Jaw problems, such as TMD (or TMJD), affect many people. Actions performed during sleep, as well as other injuries, can cause headaches and pain during the day, as well as long-term problems that could even lead to serious medical interventions. Chiropractic and other alternative treatments may help ease some of these jaw and mouth problems.

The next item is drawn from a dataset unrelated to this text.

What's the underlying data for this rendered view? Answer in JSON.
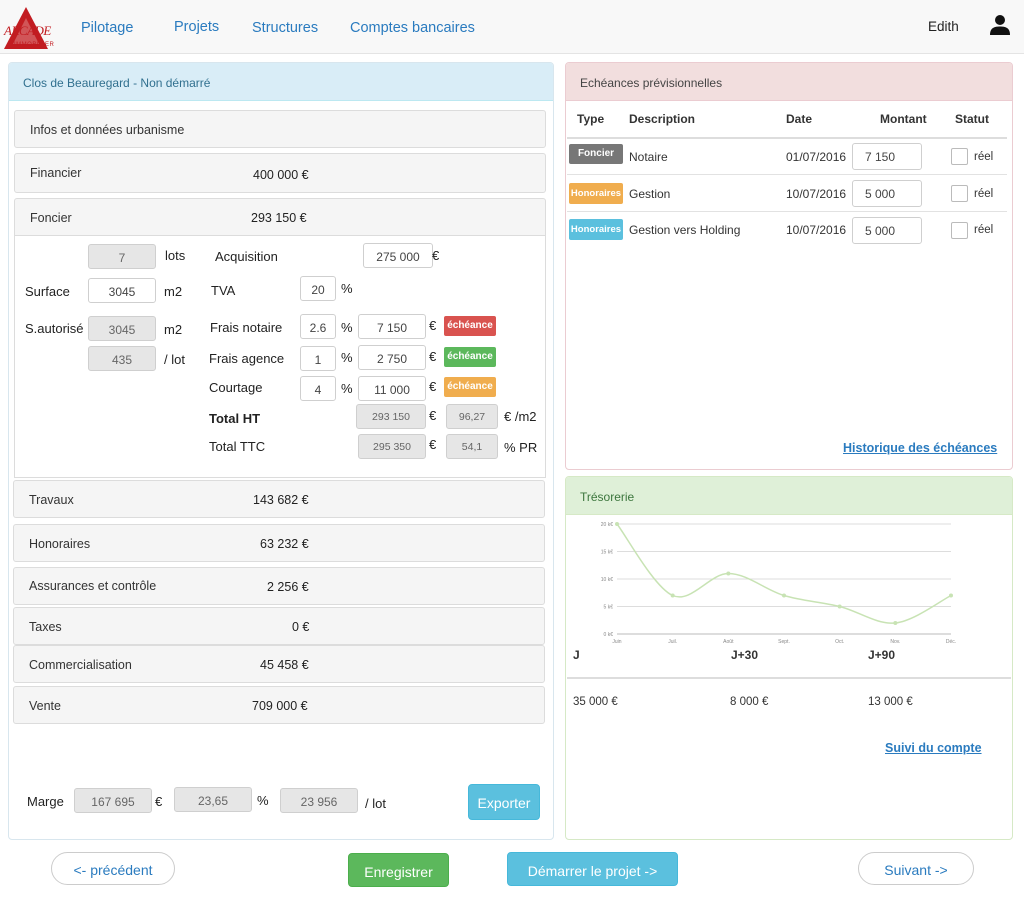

The joint that hinges the lower jaw to the skull is called the temporomandibular joint (TMJ). Sometimes this can have problems resulting from grinding the teeth, clenching the jaw, injuries, dislocation, or stress. This can lead to tenderness, pain, not being able to widely open the mouth, locked jaws that stay open or closed, trouble with chewing, facial swelling, and popping or clicking sounds. Patients often suffer from pain – in the teeth, head, neck, shoulders, and ears.1 The disorders are collectively called TMD or TMJD (temporomandibular joint disorder). The most common cause of TMD is bruxism (teeth clenching and grinding), but it can also come from aging, which causes bite collapse and an “unnatural position of the lower jaw while chewing”. Sports and other accidental injuries, stress/anger jaw clenching, dental procedures (such as restoration and defective crowns), poor orthodontics, gum chewing and nail biting, and excessive mouth opening (such as yawning or eating overly large or hard foods) can also contribute to TMD.2
If cold and heat packs, eating soft foods, and reducing extreme jaw movements and gum chewing aren’t enough, doctors may recommend NSAID medications (such as Advil or Aleve), as well as muscle relaxants, antidepressants, or antianxiety medications. Low-level laser therapy may be incorporated into treatment. Dentists may fit patients for night guards (overnight use) or splints (worn all of the time), which fit over the teeth and prevent clenching and grinding. Dental treatments may include crowns, bridges, and braces.3 Other treatments may be used. Transcutaneous Electrical Nerve Stimulation (TENS) utilizes electrical currents to relax the jaw. Ultrasound treatments apply heat to the TMJ. Some doctors may use radio wave therapy as well, to increase the blood flow. Patients may even be given injections of anesthesia or pain medications to “trigger points”. The most invasive treatments of all include surgery. Surgical solutions are permanent and irreversible. They are performed under general anesthesia, which can be dangerous. Arthrocentesis involves “involves inserting needles inside the affected joint and washing out the joint with sterile fluids”, arthroscopy allows the surgeon to “remove inflamed tissue or realign the disc or condyle”, and open-joint surgery is the most invasive of all: “the entire area around the TMJ is opened”. The latter treatment has the most risk of “scarring and nerve injury”.4
For some patients, TMD can be resolved by practicing good posture, keeping the teeth apart (such as blocking them with the tongue), or relaxation techniques to reduce stress.5 Biofeedback is another alternative treatment option. Patients can use a mirror to help them relax the jaw and reduce symptoms. Some patients may even benefit from a “nighttime biofeedback instrument”, like a headband or other device, that helps retrain jaw habits during sleep.6 Other alternative care can include “chiropractic manipulation, massage, applying heat/ice and special exercises”. Very often, chiropractors will work with dentists so that patients who need splints or night guards can have co-managed care. Chiropractors will also recommend the more conservative treatments, such as heat, ice, avoiding “harmful joint movements”, and special stretching exercises.7 With prevention and alternative treatments, patients may be able to avoid invasive, and potentially dangerous, medical and surgical procedures.